The Labor Department said Thursday that weekly applications rose just 1,000 to a seasonally adjusted 260,000, a very low level historically that suggests employers are cutting few jobs.
The four-week average, a less volatile measure, dropped 4,000 to 259,250. That is the fewest since December 1973.
The figures indicate that businesses remain confident enough in the economy to hold onto their workers. Growth slowed sharply in the July-September quarter but that has not spurred widespread layoffs, though some large companies have announced job cuts.
Hiring is typically healthy when applications are low. Many economists expect job gains to rebound after slowing in August and September.
While applications are largely a proxy for layoffs, they can also fall even if layoffs are mostly unchanged.

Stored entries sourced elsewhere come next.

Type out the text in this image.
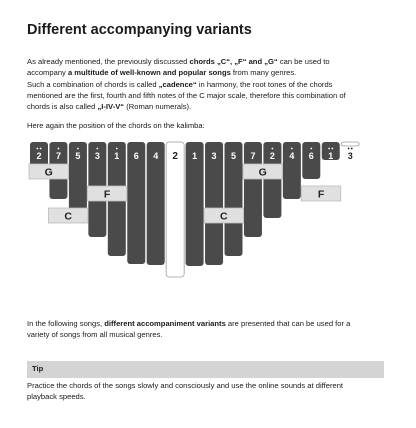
Different accompanying variants
As already mentioned, the previously discussed chords „C“, „F“ and „G“ can be used to
accompany a multitude of well-known and popular songs from many genres.
Such a combination of chords is called „cadence“ in harmony, the root tones of the chords
mentioned are the first, fourth and fifth notes of the C major scale, therefore this combination of
chords is also called „I-IV-V“ (Roman numerals).
Here again the position of the chords on the kalimba:
2 7 5 3 1 6 4 2 1 3 5 7 2 4 6 1 3
G
F
C	C
G
F
In the following songs, different accompaniment variants are presented that can be used for a
variety of songs from all musical genres.
Tip
Practice the chords of the songs slowly and consciously and use the online sounds at different
playback speeds.
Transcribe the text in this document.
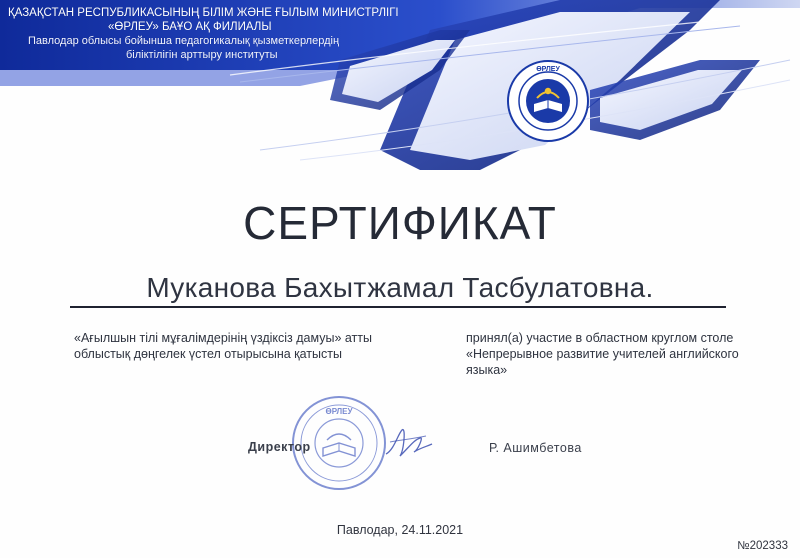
ҚАЗАҚСТАН РЕСПУБЛИКАСЫНЫҢ БІЛІМ ЖӘНЕ ҒЫЛЫМ МИНИСТРЛІГІ
«ӨРЛЕУ» БАҰО АҚ ФИЛИАЛЫ
Павлодар облысы бойынша педагогикалық қызметкерлердің
біліктілігін арттыру институты
ӨРЛЕУ
СЕРТИФИКАТ
Муканова Бахытжамал Тасбулатовна.
«Ағылшын тілі мұғалімдерінің үздіксіз дамуы» атты облыстық дөңгелек үстел отырысына қатысты
принял(а) участие в областном круглом столе «Непрерывное развитие учителей английского языка»
ӨРЛЕУ
Директор	Р. Ашимбетова
Павлодар, 24.11.2021
№202333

Zach Pandl, an economist at Goldman Sachs, points out that laid-off workers are less likely to seek unemployment aid when the job market is healthier than they are in a steep recession.
That’s because they may be more confident that they can quickly find work. The unemployment rate is 5.1 percent, a 7-year low, and employers have hired at a solid pace for the past three years.
Before the Great Recession, which began in December 2007, roughly 75 percent of laid-off workers sought unemployment aid, according to government data. That number ballooned during the downturn to over 100 percent, which suggests some workers who lost jobs filed multiple claims.
As the economy has recovered, that figure has fallen slightly below pre-recession levels, with roughly 70 percent of those laid-off seeking unemployment benefits. That’s a big reason applications have fallen to such low levels.
The number of people receiving benefits also slipped, to 2.14 million, from 2.18 million in the previous week.
The strong dollar, weak growth overseas and an excess of stockpiles in company warehouses have weighed on the economy since August. U.S. factory output has also fallen as oil and gas drilling companies have sharply reduced their spending on machinery and equipment.
As a result, the economy grew at a tepid annual rate of just 1.5 percent over the summer, the Commerce Department said Thursday, down from a much healthier pace of 3.9 percent in the April-June period.
Yet so far, large-scale layoffs have yet to materialize. Deutsche Bank, Walmart, and Biogen, among others, have recently announced job cuts, but overall they remain low.
Growth was held back in the third quarter as companies sold off some of their large stockpiles of goods, which means they ordered fewer new products. That cut growth by 1.4 percentage points, but is likely a temporary hit to the economy.